Biographie:
George, Stefan (Anton), auch: Edmund Lorm, Rochus Herz, * 12.7.1868
Büdesheim bei Bingen, † 4.12.1933 Minusio bei Locarno; Grabstätte: ebd. -
Lyriker.
G. stammte aus einer kath. Weingutbesitzers- u. Gastwirtsfamilie. 1873 zog
seine Familie nach Bingen, wo der Vater Stadtverordneter wurde. 1882-1888
besuchte er das Darmstädter Ludwig-Georgs-Gymnasium, das er nach dem
Abitur verließ. Danach verbesserte G. seine Sprachkenntnisse durch Reisen
nach London u. in die Schweiz, nach Mailand u. Turin, Madrid, Toledo u.
Burgos. Während dieser Zeit (1888/89) entstanden Gedichte, die er 1901 u.
d. T. Die Fibel. Auswahl erster Verse (Bln.) in sein gedrucktes Werk
aufnahm. Im März 1889 besuchte G. erstmals Paris, wo er - durch den
befreundeten Lyriker Albert Saint-Paul - bei Stéphane Mallarmé eingeführt
wurde, dessen Symbolismus seine dichterische Entwicklung in den nächsten
Jahren bestimmte. Neben der persönl. Bekanntschaft mit Verlaine, Rodin u.

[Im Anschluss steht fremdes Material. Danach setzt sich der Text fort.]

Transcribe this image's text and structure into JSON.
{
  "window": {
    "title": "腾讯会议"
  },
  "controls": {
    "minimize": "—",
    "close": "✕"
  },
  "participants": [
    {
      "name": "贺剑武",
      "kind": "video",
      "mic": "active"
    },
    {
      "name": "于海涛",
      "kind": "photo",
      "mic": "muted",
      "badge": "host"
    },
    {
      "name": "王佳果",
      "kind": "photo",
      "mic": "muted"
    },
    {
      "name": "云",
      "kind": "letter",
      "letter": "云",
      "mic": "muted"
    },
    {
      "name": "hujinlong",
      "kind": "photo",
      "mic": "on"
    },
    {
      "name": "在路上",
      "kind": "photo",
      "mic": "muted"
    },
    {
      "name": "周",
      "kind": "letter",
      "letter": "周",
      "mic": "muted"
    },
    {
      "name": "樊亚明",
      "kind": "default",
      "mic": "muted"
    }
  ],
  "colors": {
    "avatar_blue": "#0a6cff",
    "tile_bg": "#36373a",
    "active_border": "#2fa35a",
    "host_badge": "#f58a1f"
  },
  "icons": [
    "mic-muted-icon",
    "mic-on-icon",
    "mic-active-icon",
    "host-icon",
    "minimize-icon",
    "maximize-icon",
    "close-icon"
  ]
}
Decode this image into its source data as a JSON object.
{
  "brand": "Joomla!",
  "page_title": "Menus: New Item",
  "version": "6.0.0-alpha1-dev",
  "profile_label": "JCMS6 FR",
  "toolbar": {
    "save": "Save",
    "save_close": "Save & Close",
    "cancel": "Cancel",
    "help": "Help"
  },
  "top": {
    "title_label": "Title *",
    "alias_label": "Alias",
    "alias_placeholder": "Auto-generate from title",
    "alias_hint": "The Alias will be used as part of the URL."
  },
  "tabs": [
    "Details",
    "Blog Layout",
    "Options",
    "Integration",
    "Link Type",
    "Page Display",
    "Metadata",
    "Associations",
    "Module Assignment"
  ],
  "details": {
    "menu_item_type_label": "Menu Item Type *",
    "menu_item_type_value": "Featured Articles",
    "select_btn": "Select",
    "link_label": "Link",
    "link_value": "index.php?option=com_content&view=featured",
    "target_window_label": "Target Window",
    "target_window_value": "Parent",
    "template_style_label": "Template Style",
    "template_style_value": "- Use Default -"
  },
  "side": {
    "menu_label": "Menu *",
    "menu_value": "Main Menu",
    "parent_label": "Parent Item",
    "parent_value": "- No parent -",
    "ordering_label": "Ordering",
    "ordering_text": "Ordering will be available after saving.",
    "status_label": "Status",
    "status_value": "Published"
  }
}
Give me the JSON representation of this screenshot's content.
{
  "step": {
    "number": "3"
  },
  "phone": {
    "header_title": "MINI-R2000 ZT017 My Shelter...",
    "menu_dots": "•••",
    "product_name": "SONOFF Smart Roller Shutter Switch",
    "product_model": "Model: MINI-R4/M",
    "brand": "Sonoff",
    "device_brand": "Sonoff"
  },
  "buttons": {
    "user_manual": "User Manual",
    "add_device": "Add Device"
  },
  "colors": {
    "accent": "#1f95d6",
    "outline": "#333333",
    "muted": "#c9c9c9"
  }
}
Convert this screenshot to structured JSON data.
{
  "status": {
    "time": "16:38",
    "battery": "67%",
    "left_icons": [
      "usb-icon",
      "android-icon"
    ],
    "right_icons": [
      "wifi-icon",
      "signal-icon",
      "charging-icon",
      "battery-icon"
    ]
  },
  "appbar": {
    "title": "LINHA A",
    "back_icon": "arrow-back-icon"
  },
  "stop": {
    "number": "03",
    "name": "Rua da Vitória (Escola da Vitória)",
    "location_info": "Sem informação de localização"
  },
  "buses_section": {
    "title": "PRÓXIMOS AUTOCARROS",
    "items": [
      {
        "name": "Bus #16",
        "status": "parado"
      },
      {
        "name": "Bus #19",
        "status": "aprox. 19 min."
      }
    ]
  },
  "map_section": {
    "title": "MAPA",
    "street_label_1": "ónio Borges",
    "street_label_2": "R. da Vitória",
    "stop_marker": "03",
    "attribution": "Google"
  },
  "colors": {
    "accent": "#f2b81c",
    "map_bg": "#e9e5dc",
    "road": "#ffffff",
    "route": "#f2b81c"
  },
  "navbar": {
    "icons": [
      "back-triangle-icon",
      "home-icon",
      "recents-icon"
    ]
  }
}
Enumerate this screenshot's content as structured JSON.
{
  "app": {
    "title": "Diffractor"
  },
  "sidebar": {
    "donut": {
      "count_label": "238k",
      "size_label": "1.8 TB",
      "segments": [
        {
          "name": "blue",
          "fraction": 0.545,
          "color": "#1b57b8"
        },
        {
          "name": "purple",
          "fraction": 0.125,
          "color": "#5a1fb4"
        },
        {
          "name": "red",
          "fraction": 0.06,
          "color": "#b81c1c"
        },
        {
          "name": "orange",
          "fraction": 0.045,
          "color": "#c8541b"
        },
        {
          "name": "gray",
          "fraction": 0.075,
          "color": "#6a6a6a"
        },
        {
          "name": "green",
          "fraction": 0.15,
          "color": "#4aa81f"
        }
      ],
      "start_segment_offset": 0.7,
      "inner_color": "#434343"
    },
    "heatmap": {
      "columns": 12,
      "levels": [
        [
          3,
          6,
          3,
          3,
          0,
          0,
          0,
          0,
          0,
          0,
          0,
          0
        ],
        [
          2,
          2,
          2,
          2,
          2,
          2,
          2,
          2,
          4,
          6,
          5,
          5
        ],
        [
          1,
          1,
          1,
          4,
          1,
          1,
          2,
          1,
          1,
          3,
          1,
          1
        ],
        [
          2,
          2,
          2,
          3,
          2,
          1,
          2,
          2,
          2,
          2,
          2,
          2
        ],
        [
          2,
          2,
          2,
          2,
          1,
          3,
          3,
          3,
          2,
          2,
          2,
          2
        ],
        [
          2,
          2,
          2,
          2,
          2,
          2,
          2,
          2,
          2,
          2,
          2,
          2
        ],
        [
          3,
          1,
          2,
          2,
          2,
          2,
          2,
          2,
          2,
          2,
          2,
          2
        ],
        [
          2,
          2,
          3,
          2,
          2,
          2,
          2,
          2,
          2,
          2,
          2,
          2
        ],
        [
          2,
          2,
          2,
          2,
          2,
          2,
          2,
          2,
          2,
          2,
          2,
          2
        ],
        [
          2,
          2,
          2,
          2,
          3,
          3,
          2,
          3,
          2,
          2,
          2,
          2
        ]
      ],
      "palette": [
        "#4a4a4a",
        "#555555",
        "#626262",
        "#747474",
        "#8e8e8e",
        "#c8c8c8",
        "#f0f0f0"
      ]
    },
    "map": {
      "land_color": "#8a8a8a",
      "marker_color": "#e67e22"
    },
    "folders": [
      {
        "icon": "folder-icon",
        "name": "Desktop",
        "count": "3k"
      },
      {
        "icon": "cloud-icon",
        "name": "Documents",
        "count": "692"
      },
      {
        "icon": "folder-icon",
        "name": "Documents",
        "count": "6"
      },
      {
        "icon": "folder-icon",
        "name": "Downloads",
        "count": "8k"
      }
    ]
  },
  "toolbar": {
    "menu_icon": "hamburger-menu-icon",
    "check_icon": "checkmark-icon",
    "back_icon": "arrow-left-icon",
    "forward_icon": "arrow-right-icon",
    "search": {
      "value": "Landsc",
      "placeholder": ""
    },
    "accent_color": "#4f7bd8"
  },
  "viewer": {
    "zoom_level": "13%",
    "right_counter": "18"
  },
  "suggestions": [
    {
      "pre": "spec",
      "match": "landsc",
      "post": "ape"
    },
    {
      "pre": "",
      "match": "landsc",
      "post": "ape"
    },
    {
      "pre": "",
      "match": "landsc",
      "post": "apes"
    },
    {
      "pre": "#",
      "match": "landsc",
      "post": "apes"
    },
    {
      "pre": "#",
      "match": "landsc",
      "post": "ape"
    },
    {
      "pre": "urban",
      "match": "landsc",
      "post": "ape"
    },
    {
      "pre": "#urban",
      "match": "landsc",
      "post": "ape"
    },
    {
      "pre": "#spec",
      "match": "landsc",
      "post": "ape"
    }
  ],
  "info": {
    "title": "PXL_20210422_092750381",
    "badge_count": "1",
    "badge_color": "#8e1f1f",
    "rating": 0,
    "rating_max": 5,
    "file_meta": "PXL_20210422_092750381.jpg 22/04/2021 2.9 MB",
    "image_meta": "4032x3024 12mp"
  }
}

den Autoren aus dem Kreis um Mallarmé bestätigte ihn die Lektüre von
Baudelaire, Rimbaud, Régnier u. Moréas in seiner Gegnerschaft zu dem in
Deutschland vorherrschenden poetischen Realismus u. Naturalismus. Nach
seiner Rückkehr von den ersten Auslandsreisen immatrikulierte er sich an
der Berliner Universität, wo er philolog. u. kunstgeschichtl.
Lehrveranstaltungen besuchte. Doch sein wichtigster Umgang während dieses
nach drei Semestern abgebrochenen Studiums war sein »jardin
d'acclimatation« von jungen, der Literatur zugewandten frz., ital. u.
mexikan. Freunden. Für die kosmopolit. Richtung seiner Bildungsjahre sind
Auswanderungspläne u. Phantasien über eine poetische Universalsprache
charakteristisch.
1890 erschienen als Privatdruck 17 Hymnen (Bln.), Carl August Klein, dem
Freund seit der Gymnasialzeit, gewidmet. Deren hoher, dem internationalen
Symbolismus abgehörter Ton u. die reiche ornamentale Dekoration im
Geschmack der Präraffaeliten - er hatte in England Swinburne u. Dowson
kennengelernt - wirkten in den dt. Literaturverhältnissen als ästhetische
Opposition einer jungen übernationalen Avantgarde gegen die Konventionen
bürgerl. Bildung. Eine derartige literaturpolit. Dimension hatte G.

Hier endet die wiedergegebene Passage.